You reach a certain age—let’s say sixty-eight, though the number feels like a prank someone played on me—and you realize you’ve spent your entire life as a placeholder. You’re the person who ensures the laundry is done and the fridge is full, the quiet engine in a house that technically belongs to a mortgage company and a husband who thinks "helping out" is a favor he does for you. And then you finally get it into your head to go "home." To the place your parents wept for every Christmas while they were busy scrubbing floors in a country that didn't want them. You expect a homecoming, some kind of cosmic click of a lock, but instead, you’re just a tourist with a familiar nose and a pathetic, stunted vocabulary.
You sit in a kitchen in a village that should be yours, smelling the burnt sugar and the diesel and the heavy, humid air that your mother described like it was holy. You’re surrounded by cousins who have your eyes and your laugh, but they’re looking at you like you’re a museum exhibit. "The American," they call you. They speak fast, their words tangling together in a way that makes you feel like a child again, grasping for meaning and coming up with nothing but handfuls of dust. You realize that we humans are fundamentally incapable of belonging anywhere once we’ve been uprooted. We’re like those air plants—we survive, we look green, but we don't have any real grip on the earth.
Sometimes you just want to scream at them. You want to tell these relatives who think you’re a walking ATM that you spent forty years being a servant to a family that barely notices when you enter a room. You want to explain that your life wasn't some gilded dream of Western excess, but a slow, grinding erasure of everything you were supposed to be. But you can't say that because your accent is wrong and you don't know the word for "erasure" in their dialect. So you just sit there, nodding like a bobblehead, smiling until your face aches, and feeling like an intruder in your own bloodline.

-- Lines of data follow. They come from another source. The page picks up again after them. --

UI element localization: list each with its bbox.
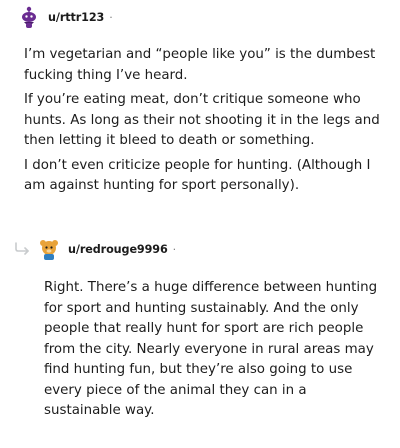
comment-1-username[interactable]: u/rttr123 <box>48 11 104 24</box>
comment-1-paragraph-2: If you’re eating meat, don’t critique so… <box>24 92 380 148</box>
meta-separator: · <box>109 10 113 24</box>
comment-2-username[interactable]: u/redrouge9996 <box>68 243 168 256</box>
meta-separator: · <box>172 242 177 256</box>
comment-1-body: I’m vegetarian and “people like you” is … <box>24 45 386 201</box>
avatar-icon[interactable] <box>18 6 40 28</box>
comment-1-paragraph-1: I’m vegetarian and “people like you” is … <box>24 47 376 83</box>
comment-1-header: u/rttr123 · <box>18 6 113 28</box>
comment-2-body: Right. There’s a huge difference between… <box>44 278 384 426</box>
avatar-icon[interactable] <box>38 238 60 260</box>
reply-arrow-icon <box>14 240 32 255</box>
comment-1-paragraph-3: I don’t even criticize people for huntin… <box>24 157 371 194</box>
comment-2-header: u/redrouge9996 · <box>38 238 176 260</box>
comment-2-paragraph-1: Right. There’s a huge difference between… <box>44 280 378 418</box>
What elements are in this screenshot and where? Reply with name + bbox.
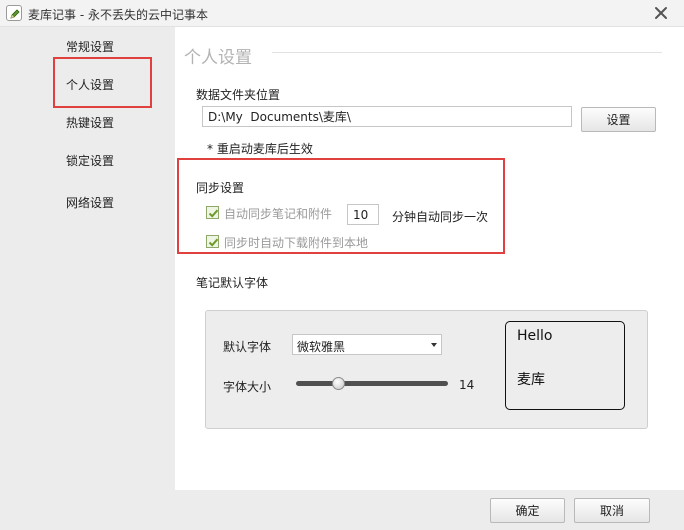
restart-note: * 重启动麦库后生效 (207, 142, 313, 156)
sidebar-item-hotkeys[interactable]: 热键设置 (66, 114, 114, 131)
sync-interval-suffix: 分钟自动同步一次 (392, 210, 489, 224)
font-size-label: 字体大小 (223, 380, 272, 394)
selected-item-highlight (53, 57, 152, 108)
auto-sync-label: 自动同步笔记和附件 (224, 207, 333, 221)
close-icon[interactable] (652, 4, 670, 22)
font-size-slider[interactable] (296, 381, 448, 386)
sidebar-item-lock[interactable]: 锁定设置 (66, 152, 114, 169)
sidebar-item-general[interactable]: 常规设置 (66, 38, 114, 55)
font-size-slider-thumb[interactable] (332, 377, 346, 390)
checkmark-icon (208, 238, 219, 247)
checkmark-icon (208, 209, 219, 218)
sync-interval-input[interactable] (347, 204, 379, 225)
section-divider (272, 52, 662, 53)
default-font-label: 默认字体 (223, 340, 272, 354)
chevron-down-icon (431, 343, 437, 347)
download-attachments-checkbox[interactable] (206, 235, 219, 248)
sidebar-item-network[interactable]: 网络设置 (66, 194, 114, 211)
data-folder-path-input[interactable] (202, 106, 572, 127)
auto-sync-checkbox[interactable] (206, 206, 219, 219)
default-font-heading: 笔记默认字体 (196, 276, 269, 290)
section-title: 个人设置 (184, 48, 252, 68)
sync-settings-heading: 同步设置 (196, 181, 245, 195)
pencil-note-icon (6, 5, 22, 21)
default-font-select[interactable]: 微软雅黑 (292, 334, 442, 355)
title-bar: 麦库记事 - 永不丢失的云中记事本 (0, 0, 684, 27)
set-folder-button[interactable]: 设置 (581, 107, 656, 132)
preview-line-maiku: 麦库 (517, 372, 545, 388)
font-preview-box: Hello 麦库 (505, 321, 625, 410)
download-attachments-label: 同步时自动下载附件到本地 (224, 236, 369, 250)
preview-line-hello: Hello (517, 328, 553, 344)
data-folder-label: 数据文件夹位置 (196, 88, 281, 102)
default-font-value: 微软雅黑 (297, 340, 346, 354)
font-size-value: 14 (459, 378, 475, 392)
cancel-button[interactable]: 取消 (574, 498, 650, 523)
ok-button[interactable]: 确定 (490, 498, 565, 523)
window-title: 麦库记事 - 永不丢失的云中记事本 (28, 8, 208, 22)
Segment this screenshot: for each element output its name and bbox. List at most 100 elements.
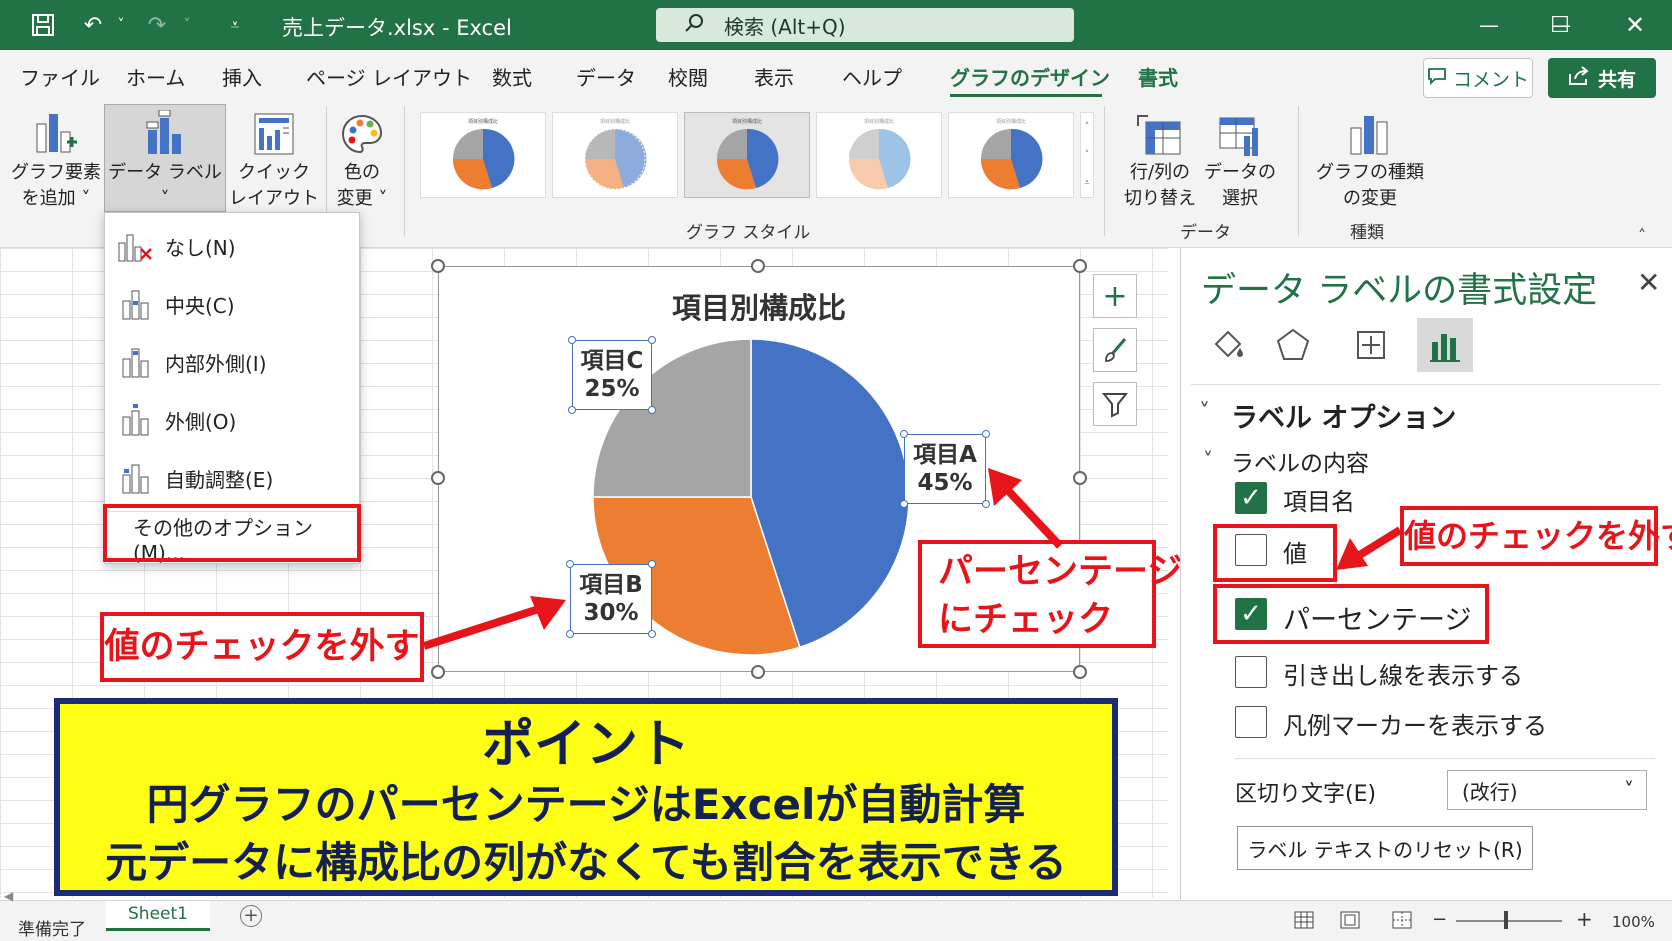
menu-item-inside-end[interactable]: 内部外側(I) xyxy=(105,337,359,387)
checkbox-category-name[interactable]: ✓ xyxy=(1235,482,1267,514)
tab-home[interactable]: ホーム xyxy=(126,62,185,91)
normal-view-icon[interactable] xyxy=(1294,911,1314,934)
zoom-out-icon[interactable]: − xyxy=(1432,909,1447,930)
share-button[interactable]: 共有 xyxy=(1548,58,1656,98)
point-line-1: 円グラフのパーセンテージはExcelが自動計算 xyxy=(146,780,1026,829)
gallery-scrollbar[interactable]: ˄ ˅ ⩡ xyxy=(1080,112,1094,198)
tab-format[interactable]: 書式 xyxy=(1138,62,1178,91)
arrow-to-value-checkbox xyxy=(1336,526,1403,570)
undo-dropdown-icon[interactable]: ˅ xyxy=(106,10,136,40)
size-properties-icon[interactable] xyxy=(1343,318,1399,372)
status-ready: 準備完了 xyxy=(18,920,86,940)
pane-divider xyxy=(1235,758,1655,759)
menu-item-outside-end-label: 外側(O) xyxy=(165,409,237,434)
data-label-b[interactable]: 項目B 30% xyxy=(566,560,656,638)
quick-layout-icon xyxy=(251,104,297,158)
resize-handle[interactable] xyxy=(431,259,445,273)
quick-layout-line1: クイック xyxy=(238,162,310,183)
tab-page-layout[interactable]: ページ レイアウト xyxy=(306,62,472,91)
subsection-collapse-icon[interactable]: ˅ xyxy=(1203,448,1213,472)
tab-data[interactable]: データ xyxy=(576,62,636,91)
close-window-icon[interactable]: ✕ xyxy=(1620,10,1650,40)
tab-file[interactable]: ファイル xyxy=(20,62,100,91)
reset-label-text-button[interactable]: ラベル テキストのリセット(R) xyxy=(1237,826,1533,870)
resize-handle[interactable] xyxy=(431,471,445,485)
data-label-a-percent: 45% xyxy=(917,470,973,496)
fill-line-icon[interactable] xyxy=(1201,318,1257,372)
add-sheet-icon[interactable]: + xyxy=(240,905,262,927)
chart-style-4[interactable]: 項目別構成比 xyxy=(816,112,942,198)
pane-title: データ ラベルの書式設定 xyxy=(1201,271,1598,311)
maximize-icon[interactable]: ☐ xyxy=(1545,10,1575,40)
menu-item-best-fit[interactable]: 自動調整(E) xyxy=(105,453,359,503)
sheet-tab-sheet1[interactable]: Sheet1 xyxy=(106,901,210,931)
menu-item-none[interactable]: なし(N) xyxy=(105,221,359,271)
select-data-button[interactable]: データの 選択 xyxy=(1202,104,1278,212)
menu-item-none-label: なし(N) xyxy=(165,235,236,260)
tab-chart-design[interactable]: グラフのデザイン xyxy=(950,62,1110,91)
sheet-scroll-left-icon[interactable]: ◀ xyxy=(4,889,13,903)
chart-style-2[interactable]: 項目別構成比 xyxy=(552,112,678,198)
add-chart-element-button[interactable]: グラフ要素 を追加 ˅ xyxy=(10,104,102,212)
resize-handle[interactable] xyxy=(1073,665,1087,679)
checkbox-legend-key[interactable] xyxy=(1235,706,1267,738)
checkbox-legend-key-label: 凡例マーカーを表示する xyxy=(1283,712,1547,740)
menu-item-outside-end[interactable]: 外側(O) xyxy=(105,395,359,445)
zoom-slider-thumb[interactable] xyxy=(1504,911,1508,929)
section-label-options[interactable]: ラベル オプション xyxy=(1231,396,1456,435)
data-label-icon xyxy=(142,104,188,158)
tab-formulas[interactable]: 数式 xyxy=(492,62,532,91)
comment-button[interactable]: コメント xyxy=(1423,58,1533,98)
arrow-to-label-a xyxy=(988,468,1063,549)
data-label-c[interactable]: 項目C 25% xyxy=(568,336,656,414)
redo-icon[interactable]: ↷ xyxy=(142,10,172,40)
menu-item-center[interactable]: 中央(C) xyxy=(105,279,359,329)
zoom-in-icon[interactable]: + xyxy=(1576,907,1593,931)
zoom-slider[interactable] xyxy=(1456,920,1562,922)
change-chart-type-button[interactable]: グラフの種類 の変更 xyxy=(1310,104,1430,212)
resize-handle[interactable] xyxy=(751,665,765,679)
add-chart-element-line1: グラフ要素 xyxy=(11,162,101,183)
data-label-a[interactable]: 項目A 45% xyxy=(900,430,990,508)
separator-select[interactable]: (改行) ˅ xyxy=(1447,770,1647,810)
ribbon-separator xyxy=(1104,106,1105,236)
chart-filter-icon[interactable] xyxy=(1093,382,1137,426)
section-collapse-icon[interactable]: ˅ xyxy=(1199,400,1210,425)
effects-pentagon-icon[interactable] xyxy=(1265,318,1321,372)
data-label-b-name: 項目B xyxy=(579,572,643,598)
chart-elements-plus-icon[interactable]: + xyxy=(1093,274,1137,318)
resize-handle[interactable] xyxy=(1073,259,1087,273)
customize-toolbar-icon[interactable]: ⩡ xyxy=(220,10,250,40)
tab-insert[interactable]: 挿入 xyxy=(222,62,262,91)
tab-review[interactable]: 校閲 xyxy=(668,62,708,91)
resize-handle[interactable] xyxy=(751,259,765,273)
collapse-ribbon-icon[interactable]: ˄ xyxy=(1638,226,1646,245)
svg-text:項目別構成比: 項目別構成比 xyxy=(996,118,1026,125)
page-break-view-icon[interactable] xyxy=(1392,911,1412,934)
undo-icon[interactable]: ↶ xyxy=(78,10,108,40)
tab-view[interactable]: 表示 xyxy=(754,62,794,91)
page-layout-view-icon[interactable] xyxy=(1340,911,1360,934)
subsection-label-contents[interactable]: ラベルの内容 xyxy=(1231,444,1369,478)
label-options-icon[interactable] xyxy=(1417,318,1473,372)
resize-handle[interactable] xyxy=(431,665,445,679)
search-input[interactable]: 検索 (Alt+Q) xyxy=(656,8,1074,42)
change-chart-type-line1: グラフの種類 xyxy=(1316,162,1424,183)
chart-styles-brush-icon[interactable] xyxy=(1093,328,1137,372)
chart-style-3[interactable]: 項目別構成比 xyxy=(684,112,810,198)
minimize-window-icon[interactable]: — xyxy=(1474,10,1504,40)
redo-dropdown-icon[interactable]: ˅ xyxy=(172,10,202,40)
point-line-2: 元データに構成比の列がなくても割合を表示できる xyxy=(105,838,1067,887)
change-colors-button[interactable]: 色の 変更 ˅ xyxy=(330,104,394,212)
label-outside-end-icon xyxy=(105,403,165,437)
switch-row-column-button[interactable]: 行/列の 切り替え xyxy=(1118,104,1202,212)
close-pane-icon[interactable]: ✕ xyxy=(1637,266,1660,299)
tab-help[interactable]: ヘルプ xyxy=(842,62,902,91)
save-icon[interactable] xyxy=(28,10,58,40)
chart-style-5[interactable]: 項目別構成比 xyxy=(948,112,1074,198)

It’s the same thing back in the States, isn't it? You go to the grocery store and you’re the woman with the "interesting" heritage and the "exotic" recipes. People look at you and see a bridge. But they don't realize that bridges don't have a home; they’re just things people walk over to get somewhere else. I’ve spent my life being a bridge for my kids, for my husband, for my parents. And now that the kids are gone and my husband is busy being "retired" by falling asleep in front of the news, I’m just standing here in the middle of a river, wondering which bank I’m supposed to belong to.
I know, I know. "Oh poor you, you have a retirement and a plane ticket and a house with a dishwasher." Save it. I’ve earned the right to be miserable in two different hemispheres. There is a specific kind of loneliness that comes from being the only person who knows how much you’ve sacrificed to be a "success" in a country that still thinks you’re a guest. You spend decades suppressing your own desires, burying that "more" you wanted, only to find out that the place you were saving your heart for doesn't even recognize you. You’re a foreigner everywhere, a ghost haunting a life that was never actually yours.
The other night, my cousin’s daughter asked me what it was like over there, in the "real world." I wanted to tell her it’s a place where you can be surrounded by people for fifty years and still be completely untranslatable. I wanted to tell her that being a stay-at-home mother in a foreign land is like being in a sensory deprivation tank where the only thing you can hear is the sound of your own identity evaporating. Instead, I told her it was "fine" and gave her twenty dollars for some shoes she didn't need. It’s easier to be a wallet than a person. People understand money. They don't understand the hollowness of being a woman who belongs to everyone and nowhere at the same time.
It’s 2am and the mosquitoes are eating me alive and I’m typing this on a phone that cost more than my grandfather made in a year. I feel like a fraud. I’m a cliché, a walking mid-life crisis that forgot to happen at forty and waited until the joints started creaking. We like to pretend that we can go back, that the "homeland" is some kind of magical reset button. It isn't. It’s just another place where you don't fit, another kitchen where you’re the odd one out.
I think we spend our whole lives trying to find a version of ourselves that someone else will recognize. We curate these identities—the Good Daughter, the Devoted Mother, the Successful Immigrant—and we wear them like armor until we realize the armor is empty. There’s no one inside. Just a collection of stories told in two different languages, neither of which can quite describe the feeling of being a permanent guest in your own skin. Fight me on it if you want, but some of us were just born to be the space between things. Not the destination. Just the gap.